Profile in Service: Andrea Foley
0
Votes

Profile in Service: Andrea Foley

Foley was awarded the Direct Service in Arts and Humanities award from Volunteer Fairfax.

Part of a series of profiles of Volunteer Fairfax award winners and nominees from the Reston area.

Andrea Foley has never shied away from an opportunity to help others.

“I’m a great believer in that God puts a lot of doors in front of us and all you have to do is be willing to walk through them,” said Foley, a Reston resident of 18 years.

The doors Foley has walked through in this community, to help others, are too numerous to count. She has volunteered her time, her expertise, her compassion, and even her family to make a difference in peoples’ lives.

In April, Foley walked through yet another door at the 13th Annual Fairfax County Volunteer Service Awards, where Volunteer Fairfax honored her with the Direct Service in Arts and Humanities award.

“She’s a wonderfully warm and talented leader and mentor by good example,” said Chuck Berlin, mentoring coordinator for Fairfax County’s Child Abuse Prevention Programs. “She has done so much really in bringing us to another level in our community partnering collaborative contributions, and they really address well the risk and protective factors.”

Foley, who received the award, in part, for her work as a mentor with the county’s BeFriend-A-Child Mentoring Program, has always been active in the community, from volunteering with Meals on Wheels or with local schools.

HER ROAD to becoming a mentor, though, was a winding one.

“I was doing some management training with Fairfax County adult education, teaching courses,” said Foley, who along with her husband, Gregory, raised their 14-year-old son, Palmer, in Reston.

Then in 1994, Foley began teaching parent-child courses. “Palmer came along as my assistant – he was just starting to read,” she said.

After that she was asked by Fairfax County Family Services to teach a course in its Nurturing Parenting Program, which works with parents and their children in reducing dysfunction and building positive interactions. The program, Foley said, often helps families with a history of abuse or at-risk for abuse.

“They asked if I would teach the five- to eight-year-old portion of that,” said Foley, who has now been teaching part-time for the program for five years.

“We meet them once a week for 15 weeks to learn to be better families,” she said.

“So when I started teaching these kids and learning about BeFriend-A-Child Mentoring Program, I identified kids that would benefit from the program,” said Foley, who’s also certified to teach sex abuse prevention for children.

But Foley’s commitment did not stop there. It wasn’t long before she became a mentor, which she’s done for the last four years.

“I guess I’m somebody who never does something a little bit,” she said.

Berlin said that Foley has been on the cutting edge of family strengthening mentoring.

Foley, describing her approach, said, the idea is to be not just a mentor, but a support to the family.

“We took [the child] under our wing, so my husband and son were very involved,” said Foley.

Foley explained that the BeFriend-A-Child Mentoring Program has two parts: an individual part that involves one-on-one mentoring and group events that include all the mentors and their mentees.

FOLEY HAS TAKEN the lead on many of the group events, putting to use a knack for creating partnerships and collaborations.

“She has greatly expanded our volunteer mentoring partnerships,” said Berlin, who nominated Foley for the award.

“I wanted to provide better experiences for the kids,” Foley said, referring to the group events of the mentoring program.
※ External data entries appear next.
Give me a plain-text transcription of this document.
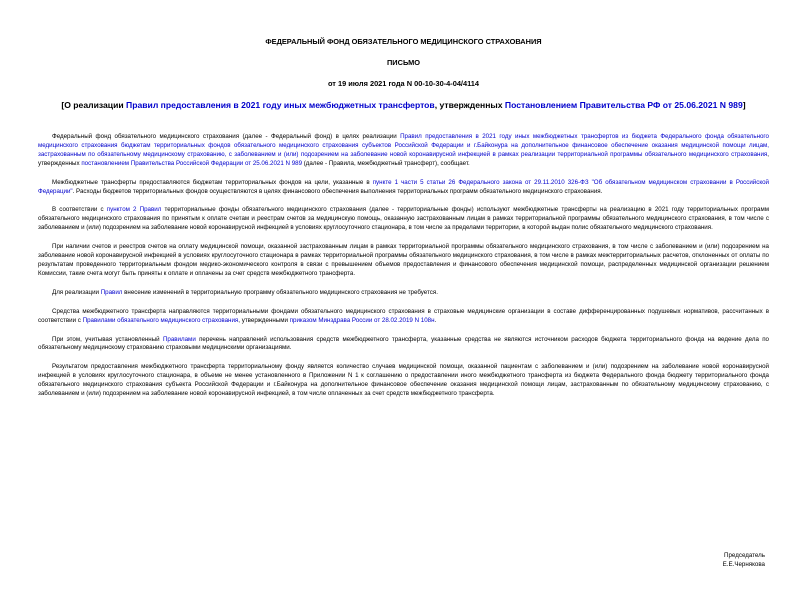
ФЕДЕРАЛЬНЫЙ ФОНД ОБЯЗАТЕЛЬНОГО МЕДИЦИНСКОГО СТРАХОВАНИЯ
ПИСЬМО
от 19 июля 2021 года N 00-10-30-4-04/4114
[О реализации Правил предоставления в 2021 году иных межбюджетных трансфертов, утвержденных Постановлением Правительства РФ от 25.06.2021 N 989]

Федеральный фонд обязательного медицинского страхования (далее - Федеральный фонд) в целях реализации Правил предоставления в 2021 году иных межбюджетных трансфертов из бюджета Федерального фонда обязательного медицинского страхования бюджетам территориальных фондов обязательного медицинского страхования субъектов Российской Федерации и г.Байконура на дополнительное финансовое обеспечение оказания медицинской помощи лицам, застрахованным по обязательному медицинскому страхованию, с заболеванием и (или) подозрением на заболевание новой коронавирусной инфекцией в рамках реализации территориальной программы обязательного медицинского страхования, утвержденных постановлением Правительства Российской Федерации от 25.06.2021 N 989 (далее - Правила, межбюджетный трансферт), сообщает.

Межбюджетные трансферты предоставляются бюджетам территориальных фондов на цели, указанные в пункте 1 части 5 статьи 26 Федерального закона от 29.11.2010 326-ФЗ "Об обязательном медицинском страховании в Российской Федерации". Расходы бюджетов территориальных фондов осуществляются в целях финансового обеспечения выполнения территориальных программ обязательного медицинского страхования.

В соответствии с пунктом 2 Правил территориальные фонды обязательного медицинского страхования (далее - территориальные фонды) используют межбюджетные трансферты на реализацию в 2021 году территориальных программ обязательного медицинского страхования по принятым к оплате счетам и реестрам счетов за медицинскую помощь, оказанную застрахованным лицам в рамках территориальной программы обязательного медицинского страхования, в том числе с заболеванием и (или) подозрением на заболевание новой коронавирусной инфекцией в условиях круглосуточного стационара, в том числе за пределами территории, в которой выдан полис обязательного медицинского страхования.

При наличии счетов и реестров счетов на оплату медицинской помощи, оказанной застрахованным лицам в рамках территориальной программы обязательного медицинского страхования, в том числе с заболеванием и (или) подозрением на заболевание новой коронавирусной инфекцией в условиях круглосуточного стационара в рамках территориальной программы обязательного медицинского страхования, в том числе в рамках межтерриториальных расчетов, отклоненных от оплаты по результатам проведенного территориальным фондом медико-экономического контроля в связи с превышением объемов предоставления и финансового обеспечения медицинской помощи, распределенных медицинской организации решением Комиссии, такие счета могут быть приняты к оплате и оплачены за счет средств межбюджетного трансферта.

Для реализации Правил внесение изменений в территориальную программу обязательного медицинского страхования не требуется.

Средства межбюджетного трансферта направляются территориальными фондами обязательного медицинского страхования в страховые медицинские организации в составе дифференцированных подушевых нормативов, рассчитанных в соответствии с Правилами обязательного медицинского страхования, утвержденными приказом Минздрава России от 28.02.2019 N 108н.

При этом, учитывая установленный Правилами перечень направлений использования средств межбюджетного трансферта, указанные средства не являются источником расходов бюджета территориального фонда на ведение дела по обязательному медицинскому страхованию страховыми медицинскими организациями.

Результатом предоставления межбюджетного трансферта территориальному фонду является количество случаев медицинской помощи, оказанной пациентам с заболеванием и (или) подозрением на заболевание новой коронавирусной инфекцией в условиях круглосуточного стационара, в объеме не менее установленного в Приложении N 1 к соглашению о предоставлении иного межбюджетного трансферта из бюджета Федерального фонда бюджету территориального фонда обязательного медицинского страхования субъекта Российской Федерации и г.Байконура на дополнительное финансовое обеспечение оказания медицинской помощи лицам, застрахованным по обязательному медицинскому страхованию, с заболеванием и (или) подозрением на заболевание новой коронавирусной инфекцией, в том числе оплаченных за счет средств межбюджетного трансферта.

Председатель
Е.Е.Чернякова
To do so, she created two long-term partnerships with Flint Hill School in Oakton and Lopez Performing Arts Studio in Reston.
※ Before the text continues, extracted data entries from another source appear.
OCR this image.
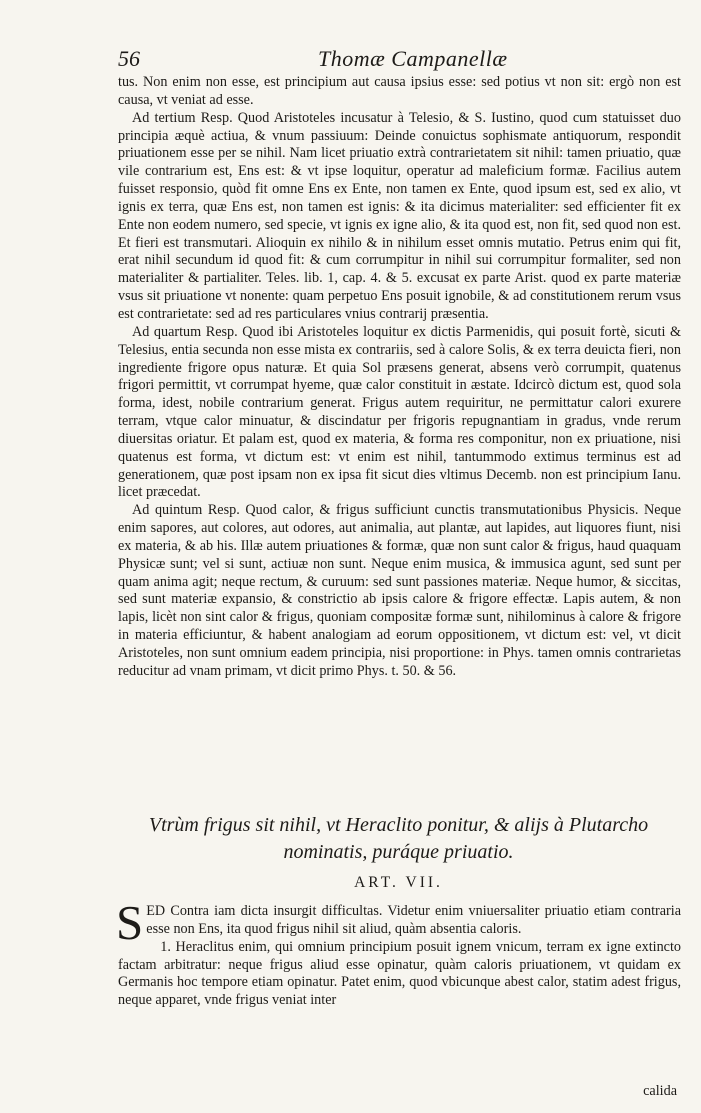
56	Thomæ Campanellæ

tus. Non enim non esse, est principium aut causa ipsius esse: sed potius vt non sit: ergò non est causa, vt veniat ad esse.

Ad tertium Resp. Quod Aristoteles incusatur à Telesio, & S. Iustino, quod cum statuisset duo principia æquè actiua, & vnum passiuum: Deinde conuictus sophismate antiquorum, respondit priuationem esse per se nihil. Nam licet priuatio extrà contrarietatem sit nihil: tamen priuatio, quæ vile contrarium est, Ens est: & vt ipse loquitur, operatur ad maleficium formæ. Facilius autem fuisset responsio, quòd fit omne Ens ex Ente, non tamen ex Ente, quod ipsum est, sed ex alio, vt ignis ex terra, quæ Ens est, non tamen est ignis: & ita dicimus materialiter: sed efficienter fit ex Ente non eodem numero, sed specie, vt ignis ex igne alio, & ita quod est, non fit, sed quod non est. Et fieri est transmutari. Alioquin ex nihilo & in nihilum esset omnis mutatio. Petrus enim qui fit, erat nihil secundum id quod fit: & cum corrumpitur in nihil sui corrumpitur formaliter, sed non materialiter & partialiter. Teles. lib. 1, cap. 4. & 5. excusat ex parte Arist. quod ex parte materiæ vsus sit priuatione vt nonente: quam perpetuo Ens posuit ignobile, & ad constitutionem rerum vsus est contrarietate: sed ad res particulares vnius contrarij præsentia.

Ad quartum Resp. Quod ibi Aristoteles loquitur ex dictis Parmenidis, qui posuit fortè, sicuti & Telesius, entia secunda non esse mista ex contrariis, sed à calore Solis, & ex terra deuicta fieri, non ingrediente frigore opus naturæ. Et quia Sol præsens generat, absens verò corrumpit, quatenus frigori permittit, vt corrumpat hyeme, quæ calor constituit in æstate. Idcircò dictum est, quod sola forma, idest, nobile contrarium generat. Frigus autem requiritur, ne permittatur calori exurere terram, vtque calor minuatur, & discindatur per frigoris repugnantiam in gradus, vnde rerum diuersitas oriatur. Et palam est, quod ex materia, & forma res componitur, non ex priuatione, nisi quatenus est forma, vt dictum est: vt enim est nihil, tantummodo extimus terminus est ad generationem, quæ post ipsam non ex ipsa fit sicut dies vltimus Decemb. non est principium Ianu. licet præcedat.

Ad quintum Resp. Quod calor, & frigus sufficiunt cunctis transmutationibus Physicis. Neque enim sapores, aut colores, aut odores, aut animalia, aut plantæ, aut lapides, aut liquores fiunt, nisi ex materia, & ab his. Illæ autem priuationes & formæ, quæ non sunt calor & frigus, haud quaquam Physicæ sunt; vel si sunt, actiuæ non sunt. Neque enim musica, & immusica agunt, sed sunt per quam anima agit; neque rectum, & curuum: sed sunt passiones materiæ. Neque humor, & siccitas, sed sunt materiæ expansio, & constrictio ab ipsis calore & frigore effectæ. Lapis autem, & non lapis, licèt non sint calor & frigus, quoniam compositæ formæ sunt, nihilominus à calore & frigore in materia efficiuntur, & habent analogiam ad eorum oppositionem, vt dictum est: vel, vt dicit Aristoteles, non sunt omnium eadem principia, nisi proportione: in Phys. tamen omnis contrarietas reducitur ad vnam primam, vt dicit primo Phys. t. 50. & 56.

Vtrùm frigus sit nihil, vt Heraclito ponitur, & alijs à Plutarcho nominatis, puráque priuatio.
ART. VII.

SED Contra iam dicta insurgit difficultas. Videtur enim vniuersaliter priuatio etiam contraria esse non Ens, ita quod frigus nihil sit aliud, quàm absentia caloris.

1. Heraclitus enim, qui omnium principium posuit ignem vnicum, terram ex igne extincto factam arbitratur: neque frigus aliud esse opinatur, quàm caloris priuationem, vt quidam ex Germanis hoc tempore etiam opinatur. Patet enim, quod vbicunque abest calor, statim adest frigus, neque apparet, vnde frigus veniat inter

calida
The partnership Foley created with Flint Hill has since produced workshops, book drives, and sport clinics.

“We just did a baseball clinic,” Foley said. “Parents donated old equipment, so the kids all went home with a glove and bat.
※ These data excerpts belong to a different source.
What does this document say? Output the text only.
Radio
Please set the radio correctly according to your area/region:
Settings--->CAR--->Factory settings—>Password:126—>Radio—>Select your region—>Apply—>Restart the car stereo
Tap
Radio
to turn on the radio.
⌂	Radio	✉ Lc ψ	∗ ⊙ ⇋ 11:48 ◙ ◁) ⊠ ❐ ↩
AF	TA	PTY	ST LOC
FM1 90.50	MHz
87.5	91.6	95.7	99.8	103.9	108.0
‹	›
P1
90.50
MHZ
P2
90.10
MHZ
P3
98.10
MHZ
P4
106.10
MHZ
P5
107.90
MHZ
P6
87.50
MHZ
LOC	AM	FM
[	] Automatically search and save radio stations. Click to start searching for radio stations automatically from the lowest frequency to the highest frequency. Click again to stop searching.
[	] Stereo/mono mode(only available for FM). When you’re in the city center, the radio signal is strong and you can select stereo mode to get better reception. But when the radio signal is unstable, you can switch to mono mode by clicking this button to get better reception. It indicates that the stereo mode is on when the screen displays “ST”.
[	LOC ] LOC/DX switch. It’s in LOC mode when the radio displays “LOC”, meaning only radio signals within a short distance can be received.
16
“We’ve helped kids hit a ball with a bat for the first time,” she said.

The partnership with Lopez Performing Arts Studio has given the children in the program access to the arts, including a drama workshop and scholarships for some of the children to go to music and drama summer camps.

“Andrea’s great contribution was emphasizing hobbies and interest of the children and reducing stress on the parents and the children themselves, and increase access to community resources,” said Berlin about the group events.

Berlin credits Foley’s hard work, and the work of other volunteers, for two awards the BeFriend-A-Child Mentoring Program received recently. The Virginia Mentoring Partnership gave the program its Outstanding Mentoring Program Award, and Stop Child Abuse Now of Northern Virginia gave the program its Allies in Prevention Award.

ALWAYS LOOKING for ways to get more people to become volunteers, Foley said that this area needs more volunteers, especially more men volunteers because of the many kids who are growing up without fathers.

“I truly believe that people want to help, but they just don’t always know how or when, so if you give them an avenue, they jump right on it,” Foley said.

Her dedication to serve has not only meant a lot for the child that she mentors, but her own son, who won a service award of his own from Flint Hill School for his work.

In October, Foley will be celebrating another achievement: her 28th wedding anniversary.